HawkStrong: Nature’s beauty featured in Nancy Knapp’s artwork
HFC alumna Nancy Knapp once described herself as a “weekend artist.”
“I was working full-time and raising a family. Sunday was the only day I had the energy and time to devote to my art,” recalled Knapp, of Caseville, at the northern tip of Michigan’s thumb.
She got serious about her artwork after retiring more than a decade ago from the Department of Corrections Probation Office in Lincoln Park, where she worked for 33 years as a clerical supervisor.
“I paint for several hours a day, five days a week,” said Knapp. “In the winter, I paint in a small studio in my home. All my pastels are laid out on table. I work from photos I’ve taken in this area. Being an artist, you see the world differently. You see colors differently. It becomes ingrained in you.”
HFC sparked her interest in art
The eldest of three daughters, Knapp was born in Detroit and graduated from Allen Park High School. She studied art at HFC (then called Henry Ford Community College). Knapp has been married to David, a retired police officer who also attended HFC, for more than 45 years. Their two children, Michelle and Christopher, also attended HFC.
“I wanted to take some classes, and I was interested in art.

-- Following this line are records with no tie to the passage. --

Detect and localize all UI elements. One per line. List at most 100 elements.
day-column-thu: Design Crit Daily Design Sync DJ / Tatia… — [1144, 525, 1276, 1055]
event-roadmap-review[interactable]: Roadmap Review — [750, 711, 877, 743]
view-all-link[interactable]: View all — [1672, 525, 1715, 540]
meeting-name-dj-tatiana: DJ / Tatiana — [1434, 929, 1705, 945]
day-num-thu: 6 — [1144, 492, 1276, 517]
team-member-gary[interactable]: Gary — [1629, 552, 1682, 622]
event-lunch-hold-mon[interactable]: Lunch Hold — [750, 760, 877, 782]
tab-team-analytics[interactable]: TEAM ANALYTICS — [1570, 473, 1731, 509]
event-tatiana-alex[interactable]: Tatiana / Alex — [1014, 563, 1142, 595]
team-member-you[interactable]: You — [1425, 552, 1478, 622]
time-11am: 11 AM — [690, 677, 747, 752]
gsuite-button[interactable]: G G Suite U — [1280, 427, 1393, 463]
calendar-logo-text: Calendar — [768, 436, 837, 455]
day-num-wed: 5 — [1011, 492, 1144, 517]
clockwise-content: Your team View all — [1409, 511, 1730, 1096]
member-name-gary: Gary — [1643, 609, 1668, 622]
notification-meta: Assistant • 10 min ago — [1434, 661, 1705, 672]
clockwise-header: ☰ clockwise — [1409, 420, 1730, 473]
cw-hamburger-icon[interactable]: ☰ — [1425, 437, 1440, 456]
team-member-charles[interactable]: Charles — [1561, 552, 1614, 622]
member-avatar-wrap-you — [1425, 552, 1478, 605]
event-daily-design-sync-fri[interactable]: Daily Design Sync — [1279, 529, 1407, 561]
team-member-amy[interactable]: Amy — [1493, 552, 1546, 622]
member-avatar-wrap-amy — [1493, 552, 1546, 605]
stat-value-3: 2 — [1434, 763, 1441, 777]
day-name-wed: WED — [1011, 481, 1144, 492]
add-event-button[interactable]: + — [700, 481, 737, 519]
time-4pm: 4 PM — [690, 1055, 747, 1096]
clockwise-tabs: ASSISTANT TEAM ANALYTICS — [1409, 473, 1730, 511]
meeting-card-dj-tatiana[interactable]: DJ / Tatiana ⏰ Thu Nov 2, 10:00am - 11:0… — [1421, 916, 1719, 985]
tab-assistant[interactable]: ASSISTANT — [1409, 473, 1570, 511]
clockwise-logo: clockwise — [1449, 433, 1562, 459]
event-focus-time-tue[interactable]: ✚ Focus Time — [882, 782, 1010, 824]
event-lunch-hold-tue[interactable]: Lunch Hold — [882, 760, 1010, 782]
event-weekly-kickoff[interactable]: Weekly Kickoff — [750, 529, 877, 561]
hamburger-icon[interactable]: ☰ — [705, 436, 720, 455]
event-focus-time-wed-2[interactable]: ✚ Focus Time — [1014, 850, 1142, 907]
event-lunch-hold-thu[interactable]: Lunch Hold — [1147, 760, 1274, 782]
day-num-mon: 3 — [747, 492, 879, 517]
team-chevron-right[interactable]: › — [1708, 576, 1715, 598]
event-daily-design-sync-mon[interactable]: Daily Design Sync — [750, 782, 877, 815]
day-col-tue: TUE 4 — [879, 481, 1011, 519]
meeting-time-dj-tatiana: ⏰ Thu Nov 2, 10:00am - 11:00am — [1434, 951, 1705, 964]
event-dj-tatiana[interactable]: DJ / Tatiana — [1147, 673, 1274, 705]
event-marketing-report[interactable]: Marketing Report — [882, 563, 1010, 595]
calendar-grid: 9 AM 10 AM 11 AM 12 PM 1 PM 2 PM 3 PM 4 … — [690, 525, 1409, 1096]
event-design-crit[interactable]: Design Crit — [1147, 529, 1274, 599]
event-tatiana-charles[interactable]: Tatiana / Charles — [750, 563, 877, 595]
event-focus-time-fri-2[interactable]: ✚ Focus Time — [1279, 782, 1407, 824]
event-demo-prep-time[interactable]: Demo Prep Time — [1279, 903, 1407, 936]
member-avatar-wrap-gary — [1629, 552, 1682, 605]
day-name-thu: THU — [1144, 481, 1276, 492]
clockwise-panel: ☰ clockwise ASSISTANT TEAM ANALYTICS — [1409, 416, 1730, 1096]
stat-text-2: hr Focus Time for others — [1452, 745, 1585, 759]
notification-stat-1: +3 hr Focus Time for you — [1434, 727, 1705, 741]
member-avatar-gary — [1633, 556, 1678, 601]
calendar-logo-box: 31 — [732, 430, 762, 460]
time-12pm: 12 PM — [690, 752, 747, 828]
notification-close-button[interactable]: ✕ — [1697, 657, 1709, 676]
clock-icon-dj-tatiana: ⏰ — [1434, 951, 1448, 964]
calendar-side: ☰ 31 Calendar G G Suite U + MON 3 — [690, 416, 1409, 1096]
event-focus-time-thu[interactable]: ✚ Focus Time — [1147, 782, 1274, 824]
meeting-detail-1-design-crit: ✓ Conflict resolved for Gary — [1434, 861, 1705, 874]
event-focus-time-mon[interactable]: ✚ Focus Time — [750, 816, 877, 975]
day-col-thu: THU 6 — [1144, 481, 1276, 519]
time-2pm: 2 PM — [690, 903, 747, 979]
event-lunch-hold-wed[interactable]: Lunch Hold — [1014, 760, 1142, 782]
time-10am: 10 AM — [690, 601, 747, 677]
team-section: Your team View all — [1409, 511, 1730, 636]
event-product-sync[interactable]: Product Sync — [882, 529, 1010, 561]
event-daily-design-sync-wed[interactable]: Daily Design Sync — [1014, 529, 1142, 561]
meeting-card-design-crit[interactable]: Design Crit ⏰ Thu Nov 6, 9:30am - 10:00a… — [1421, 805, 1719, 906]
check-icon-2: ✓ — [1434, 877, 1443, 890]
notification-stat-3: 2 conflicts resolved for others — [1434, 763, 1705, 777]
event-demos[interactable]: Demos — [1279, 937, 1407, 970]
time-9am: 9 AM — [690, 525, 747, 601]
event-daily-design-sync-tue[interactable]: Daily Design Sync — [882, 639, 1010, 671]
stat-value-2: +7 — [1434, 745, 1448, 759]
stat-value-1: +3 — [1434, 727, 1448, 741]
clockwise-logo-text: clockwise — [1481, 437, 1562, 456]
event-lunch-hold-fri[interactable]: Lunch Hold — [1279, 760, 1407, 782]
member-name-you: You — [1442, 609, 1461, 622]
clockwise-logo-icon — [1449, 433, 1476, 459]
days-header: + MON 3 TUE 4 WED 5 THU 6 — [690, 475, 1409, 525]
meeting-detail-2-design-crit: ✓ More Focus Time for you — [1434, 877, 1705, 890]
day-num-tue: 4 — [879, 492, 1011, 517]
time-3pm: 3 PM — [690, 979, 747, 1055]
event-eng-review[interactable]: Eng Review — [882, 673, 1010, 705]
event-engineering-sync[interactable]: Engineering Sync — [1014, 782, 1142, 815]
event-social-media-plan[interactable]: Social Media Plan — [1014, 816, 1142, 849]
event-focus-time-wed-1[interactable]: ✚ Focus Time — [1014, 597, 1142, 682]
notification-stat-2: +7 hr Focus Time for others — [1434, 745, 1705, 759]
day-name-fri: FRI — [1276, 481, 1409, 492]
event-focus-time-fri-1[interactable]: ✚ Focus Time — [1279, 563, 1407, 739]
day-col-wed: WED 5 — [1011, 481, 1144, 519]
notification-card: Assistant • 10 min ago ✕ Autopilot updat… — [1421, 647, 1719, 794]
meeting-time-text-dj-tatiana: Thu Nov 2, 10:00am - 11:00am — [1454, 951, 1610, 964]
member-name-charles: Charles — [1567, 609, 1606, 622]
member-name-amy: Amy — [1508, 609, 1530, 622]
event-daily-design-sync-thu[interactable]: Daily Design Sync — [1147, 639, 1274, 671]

I started out with a 2-D design class and loved it. I took an art history class next and stuck with it, just one after the other. I ended up taking drawing, painting, ceramics, color theory,” she recalled. “I really enjoyed my time at the College. The teachers were very good. They really sparked my interest.”
Knapp completed additional coursework in art at other regional schools. She regrets she wasn’t able to finish her bachelor’s degree.
“I was working full-time. My husband worked the opposite shift. It was hard going to school, raising a family, and working full-time. Had they had online classes back in the early 1980s, things would’ve been different. But I might go back. It isn’t over yet,” she said.
Plein air painting
After she retired, Knapp joined several art organizations in the Downriver area, including the Downriver Council for the Arts (DCA) in Wyandotte. She taught art at the DCA for five years.
It was through the DCA that Knapp learned about plein air painting, which is painting outdoors, setting up your easel and painting directly what you see in front of you.
“If it’s a nice day out, I’ll do plein air in the winter. I enjoy being out in nature and painting,” she said. “I love painting landscapes, especially since we are surrounded by so much natural beauty here. We moved to this area in 2020 after living in Woodhaven. It’s really pretty here.”
Her preferred medium is pastels.
“They are wonderful. I love strong colors,” she said. “Pastels are pure pigment with a binder holding them together in stick form. They’re really pure. I tried other mediums – oils and watercolors – but I like pastels best because it’s drawing and painting at the same time. Pastels are not chalk, but pigment in stick form.”
Influences and teaching
Influences on her work include artists such as John Carlson, the Group of Seven (a group of seven Canadian landscape painters), Casey Klahn, Marla Baggetta, and Wayne Thiebaud.
“I was really drawn to the strong colors they used in their landscape portraits,” she said. “I’m an outdoors person and happy being outside. Landscapes are my passion.”
Knapp’s artwork has been showcased in the Lemon Tree Marketplace in Caseville. Every Saturday morning during the summer months, she is set up at the Market on Main in Caseville.
She also teaches art at the Pigeon District Library in Pigeon.
“I love it. I always said I learn as much from my students as I do from teaching them,” said Knapp. “It makes me happy to see they’re happy with their work or if they have had a lightbulb moment. It’s very fulfilling. I’ve made some great friendships through my teaching.”